Oklahoma City Tornado Death Toll At 51, Rising
Gallery: Oklahoma City Tornado
MOORE, Okla. (AP) — A monstrous tornado at least a half-mile wide roared through the Oklahoma City suburbs Monday, flattening entire neighborhoods and destroying an elementary school with a direct blow as children and teachers huddled against winds up to 200 mph. At least 51 people were killed, and officials said the death toll was expected to rise.
The storm laid waste to scores of buildings in Moore, a community of 41,000 people about 10 miles south of the city. Block after block lay in ruins. Homes were crushed into piles of broken wood. Cars and trucks were left crumpled on the roadside.
The National Weather Service issued an initial finding that the tornado was an EF-4 on the enhanced Fujita scale, the second most-powerful type of twister.
More than 140 people were being treated at hospitals, including about 70 children. And search-and-rescue efforts were to continue throughout the night.
Tiffany Thronesberry said she heard from her mother, Barbara Jarrell, shortly after the tornado.
"I got a phone call from her screaming, 'Help! Help! I can't breathe. My house is on top of me!'" Thronesberry said.
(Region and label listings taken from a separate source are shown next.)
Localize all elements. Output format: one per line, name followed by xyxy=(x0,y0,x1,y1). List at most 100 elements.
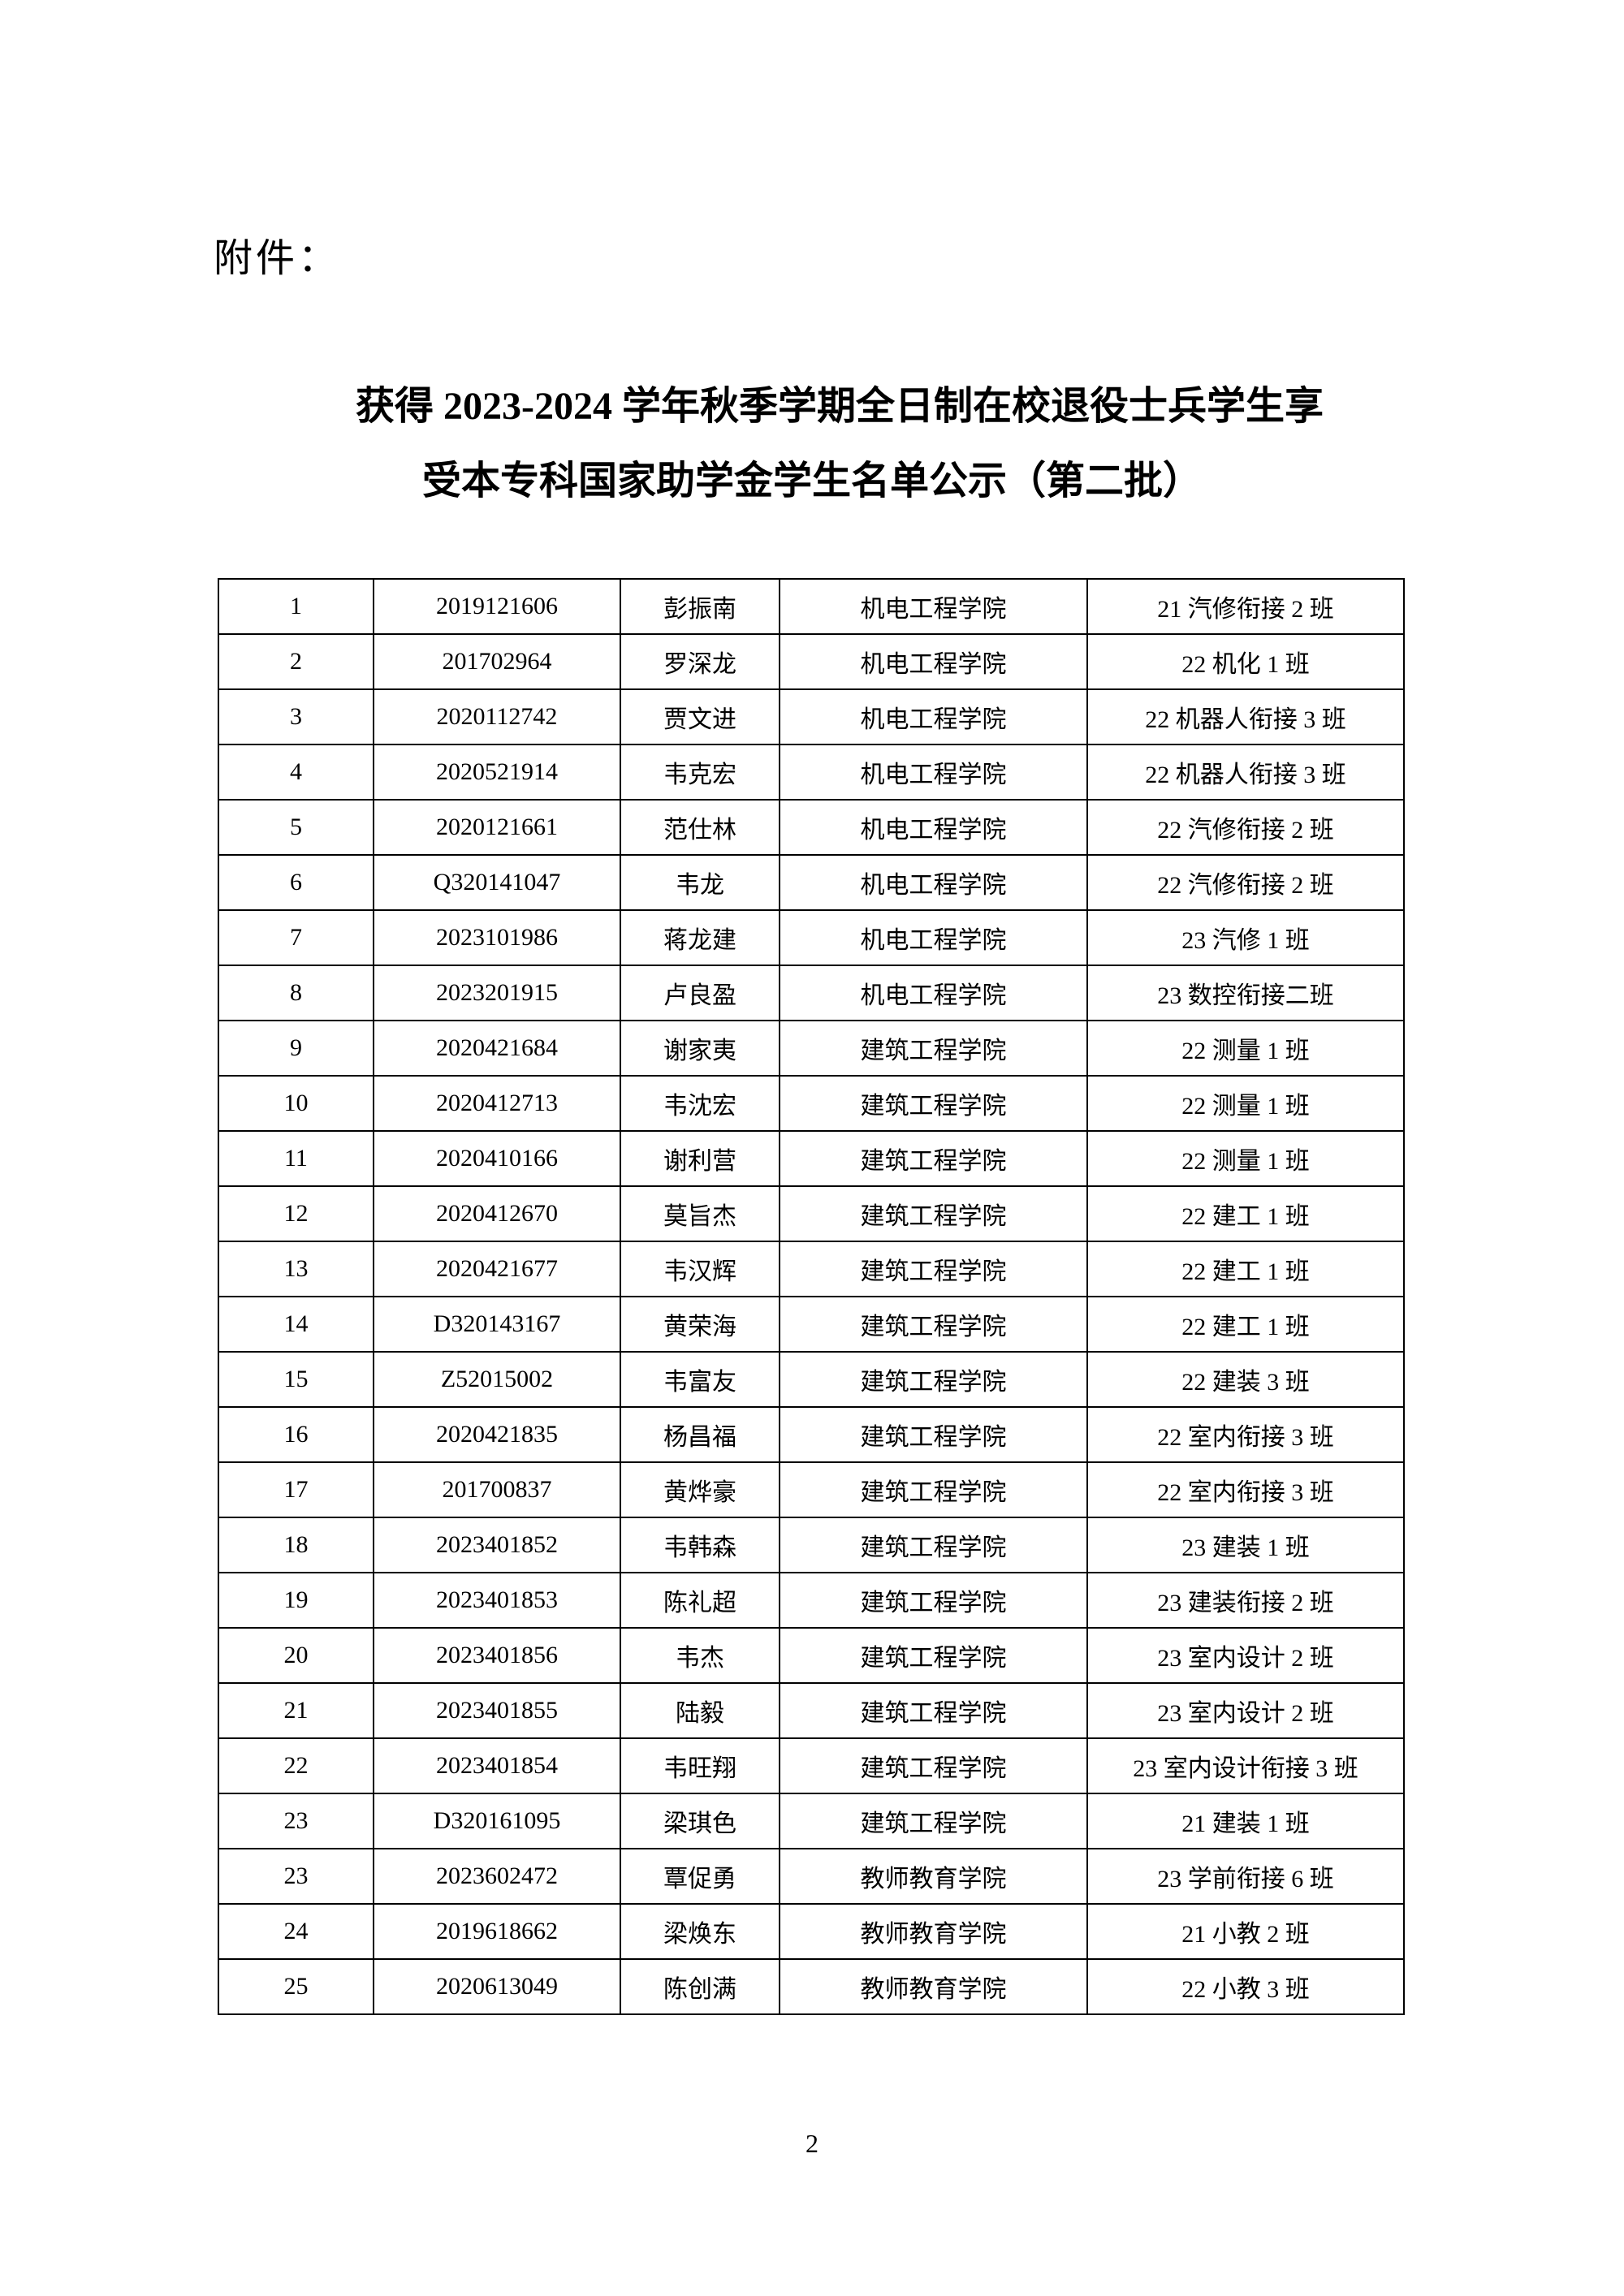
table-cell-student-name: 韦韩森 xyxy=(620,1517,780,1573)
table-cell-college: 机电工程学院 xyxy=(779,744,1088,801)
table-cell-row-index: 11 xyxy=(218,1130,374,1187)
table-cell-college: 机电工程学院 xyxy=(779,854,1088,911)
table-cell-student-id: Z52015002 xyxy=(373,1351,621,1408)
table-row: 16 2020421835 杨昌福 建筑工程学院 22 室内衔接 3 班 xyxy=(218,1406,1405,1463)
table-cell-student-name: 黄荣海 xyxy=(620,1296,780,1353)
table-cell-row-index: 15 xyxy=(218,1351,374,1408)
table-cell-college: 建筑工程学院 xyxy=(779,1020,1088,1077)
table-cell-college: 教师教育学院 xyxy=(779,1848,1088,1905)
table-cell-student-id: 2020121661 xyxy=(373,799,621,856)
table-cell-class: 22 测量 1 班 xyxy=(1086,1020,1405,1077)
table-cell-row-index: 2 xyxy=(218,633,374,690)
table-cell-college: 机电工程学院 xyxy=(779,965,1088,1021)
table-cell-row-index: 12 xyxy=(218,1185,374,1242)
table-row: 12 2020412670 莫旨杰 建筑工程学院 22 建工 1 班 xyxy=(218,1185,1405,1242)
table-row: 23 2023602472 覃促勇 教师教育学院 23 学前衔接 6 班 xyxy=(218,1848,1405,1905)
table-cell-student-name: 莫旨杰 xyxy=(620,1185,780,1242)
table-cell-row-index: 8 xyxy=(218,965,374,1021)
table-cell-college: 建筑工程学院 xyxy=(779,1627,1088,1684)
table-row: 22 2023401854 韦旺翔 建筑工程学院 23 室内设计衔接 3 班 xyxy=(218,1737,1405,1794)
table-cell-college: 建筑工程学院 xyxy=(779,1406,1088,1463)
table-cell-row-index: 23 xyxy=(218,1793,374,1849)
table-cell-row-index: 4 xyxy=(218,744,374,801)
table-cell-student-name: 韦克宏 xyxy=(620,744,780,801)
table-row: 4 2020521914 韦克宏 机电工程学院 22 机器人衔接 3 班 xyxy=(218,744,1405,801)
document-title: 获得 2023-2024 学年秋季学期全日制在校退役士兵学生享 受本专科国家助学… xyxy=(162,369,1462,519)
table-cell-student-name: 陈礼超 xyxy=(620,1572,780,1629)
table-row: 17 201700837 黄烨豪 建筑工程学院 22 室内衔接 3 班 xyxy=(218,1461,1405,1518)
table-cell-student-name: 黄烨豪 xyxy=(620,1461,780,1518)
table-row: 14 D320143167 黄荣海 建筑工程学院 22 建工 1 班 xyxy=(218,1296,1405,1353)
table-cell-row-index: 20 xyxy=(218,1627,374,1684)
document-title-line1: 获得 2023-2024 学年秋季学期全日制在校退役士兵学生享 xyxy=(356,385,1324,428)
table-cell-class: 23 室内设计衔接 3 班 xyxy=(1086,1737,1405,1794)
table-cell-student-id: 2020521914 xyxy=(373,744,621,801)
table-cell-class: 22 建工 1 班 xyxy=(1086,1296,1405,1353)
table-cell-student-name: 谢家夷 xyxy=(620,1020,780,1077)
table-cell-student-name: 彭振南 xyxy=(620,578,780,635)
table-cell-row-index: 18 xyxy=(218,1517,374,1573)
table-row: 2 201702964 罗深龙 机电工程学院 22 机化 1 班 xyxy=(218,633,1405,690)
table-cell-college: 建筑工程学院 xyxy=(779,1461,1088,1518)
table-cell-student-name: 蒋龙建 xyxy=(620,909,780,966)
table-cell-college: 机电工程学院 xyxy=(779,633,1088,690)
table-cell-row-index: 3 xyxy=(218,688,374,745)
table-row: 15 Z52015002 韦富友 建筑工程学院 22 建装 3 班 xyxy=(218,1351,1405,1408)
table-cell-row-index: 22 xyxy=(218,1737,374,1794)
table-cell-student-name: 梁焕东 xyxy=(620,1903,780,1960)
table-cell-student-id: 2023101986 xyxy=(373,909,621,966)
table-cell-student-id: 2023401856 xyxy=(373,1627,621,1684)
table-cell-student-id: 2019121606 xyxy=(373,578,621,635)
table-cell-class: 21 建装 1 班 xyxy=(1086,1793,1405,1849)
table-cell-student-id: 201700837 xyxy=(373,1461,621,1518)
table-cell-student-name: 贾文进 xyxy=(620,688,780,745)
attachment-label: 附件： xyxy=(214,237,341,280)
table-cell-college: 建筑工程学院 xyxy=(779,1130,1088,1187)
table-cell-student-id: 2023401855 xyxy=(373,1682,621,1739)
table-cell-class: 22 测量 1 班 xyxy=(1086,1130,1405,1187)
table-cell-college: 机电工程学院 xyxy=(779,688,1088,745)
table-cell-class: 22 汽修衔接 2 班 xyxy=(1086,799,1405,856)
table-cell-student-name: 覃促勇 xyxy=(620,1848,780,1905)
table-cell-class: 21 小教 2 班 xyxy=(1086,1903,1405,1960)
table-cell-student-id: 2020613049 xyxy=(373,1958,621,2015)
table-cell-student-name: 范仕林 xyxy=(620,799,780,856)
table-row: 20 2023401856 韦杰 建筑工程学院 23 室内设计 2 班 xyxy=(218,1627,1405,1684)
table-cell-college: 机电工程学院 xyxy=(779,909,1088,966)
table-cell-class: 22 建工 1 班 xyxy=(1086,1241,1405,1297)
table-cell-class: 23 学前衔接 6 班 xyxy=(1086,1848,1405,1905)
table-cell-row-index: 10 xyxy=(218,1075,374,1132)
table-cell-row-index: 25 xyxy=(218,1958,374,2015)
table-cell-college: 建筑工程学院 xyxy=(779,1682,1088,1739)
table-cell-class: 22 室内衔接 3 班 xyxy=(1086,1406,1405,1463)
table-cell-college: 建筑工程学院 xyxy=(779,1737,1088,1794)
table-cell-class: 23 建装衔接 2 班 xyxy=(1086,1572,1405,1629)
table-row: 21 2023401855 陆毅 建筑工程学院 23 室内设计 2 班 xyxy=(218,1682,1405,1739)
table-cell-row-index: 21 xyxy=(218,1682,374,1739)
table-cell-student-id: 2019618662 xyxy=(373,1903,621,1960)
table-cell-row-index: 6 xyxy=(218,854,374,911)
table-cell-class: 22 测量 1 班 xyxy=(1086,1075,1405,1132)
table-cell-student-name: 杨昌福 xyxy=(620,1406,780,1463)
table-cell-row-index: 24 xyxy=(218,1903,374,1960)
table-row: 1 2019121606 彭振南 机电工程学院 21 汽修衔接 2 班 xyxy=(218,578,1405,635)
table-cell-college: 建筑工程学院 xyxy=(779,1241,1088,1297)
table-cell-row-index: 16 xyxy=(218,1406,374,1463)
table-row: 25 2020613049 陈创满 教师教育学院 22 小教 3 班 xyxy=(218,1958,1405,2015)
page-number: 2 xyxy=(806,2129,818,2158)
table-cell-college: 建筑工程学院 xyxy=(779,1351,1088,1408)
table-cell-student-name: 韦沈宏 xyxy=(620,1075,780,1132)
table-cell-class: 23 室内设计 2 班 xyxy=(1086,1627,1405,1684)
table-cell-college: 建筑工程学院 xyxy=(779,1185,1088,1242)
table-cell-class: 21 汽修衔接 2 班 xyxy=(1086,578,1405,635)
table-row: 13 2020421677 韦汉辉 建筑工程学院 22 建工 1 班 xyxy=(218,1241,1405,1297)
table-cell-student-name: 陈创满 xyxy=(620,1958,780,2015)
table-row: 18 2023401852 韦韩森 建筑工程学院 23 建装 1 班 xyxy=(218,1517,1405,1573)
table-cell-student-id: 2020421684 xyxy=(373,1020,621,1077)
table-cell-class: 23 汽修 1 班 xyxy=(1086,909,1405,966)
table-cell-student-id: D320161095 xyxy=(373,1793,621,1849)
table-cell-student-id: D320143167 xyxy=(373,1296,621,1353)
table-cell-student-id: 2020412713 xyxy=(373,1075,621,1132)
table-cell-row-index: 9 xyxy=(218,1020,374,1077)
Thronesberry hurried to her mother's house, where first responders had already pulled her out. Her mother was hospitalized for treatment of cuts and bruises.
Rescuers launched a desperate rescue effort at the school, pulling children from heaps of debris and carrying them to a triage center.
Oklahoma Gov. Mary Fallin deployed 80 National Guard members to assist with rescue operations and activated extra highway patrol officers.
Fallin also spoke with President Barack Obama, who offered the nation's help and gave Fallin a direct line to his office.
Many land lines to stricken areas were down, and cellphone networks were congested. The storm was so massive that it will take time to establish communications between rescuers and state officials, the governor said.
In video of the storm, the dark funnel cloud could be seen marching slowly across the green landscape. As it churned through the community, the twister scattered shards of wood, awnings and glass all over the streets.
Chris Calvert saw the menacing tornado from about a mile away.
"I was close enough to hear it," he said. "It was just a low roar, and you could see the debris, like pieces of shingles and insulation and stuff like that, rotating around it."
Even though his subdivision is a mile from the tornado's path, it was still covered with debris. He found a picture of a small girl on Santa Claus' lap in his yard.
Volunteers and first responders raced to search the debris for survivors.
At Plaza Towers Elementary School, the storm tore off the roof, knocked down walls and turned the playground into a mass of twisted plastic and metal.
Children from the school were among the dead, but several students were pulled alive from the rubble. Rescue workers passed the survivors down a human chain to the triage center in the parking lot.
James Rushing, who lives across the street from the school, heard reports of the approaching twister and ran to the school, where his 5-year-old foster son, Aiden, attends classes. Rushing believed he would be safer there.
"About two minutes after I got there, the school started coming apart," he said.
The students were sent into the restroom.
As dusk began to fall, heavy equipment was rolled up to the school, and emergency workers wearing yellow crawled among the ruins, searching for survivors.
Because the ground was muddy, bulldozers and front-end loaders were getting stuck. Crews used jackhammers and sledgehammers to tear away concrete, and chunks were being thrown to the side as the workers dug.
Douglas Sherman drove two blocks from his home to help.
"Just having those kids trapped in that school, that really turns the table on a lot of things," he said.
A map provided by the National Weather Service showed that the storm began west of Newcastle and crossed the Canadian River into Oklahoma City's rural far southwestern side about 3 p.m. When it reached Moore, the twister cut a path through the center of town before lifting back into the sky at Lake Stanley Draper.
Oklahoma City Police Capt. Dexter Nelson said downed power lines and open gas lines posed a risk in the aftermath of the system.
Monday's powerful tornado loosely followed the path of a killer twister that slammed the region in May 1999.
The weather service estimated that Monday's tornado was at least a half-mile wide. The 1999 storm had winds clocked at 300 mph.
Kelsey Angle, a weather service meteorologist in Kansas City, Mo., said it's unusual for two such powerful tornadoes to track roughly the same path.
It was the fourth tornado to hit Moore since 1998. A twister also struck in 2003.
Monday's devastation in Oklahoma came almost exactly two years after an enormous twister ripped through the city of Joplin, Mo., killing 158 people and injuring hundreds more.
That May 22, 2011, tornado was the deadliest in the United States since modern tornado record keeping began in 1950, according to the National Oceanic and Atmospheric Administration. Before Joplin, the deadliest modern tornado was June 1953 in Flint, Mich., when 116 people died.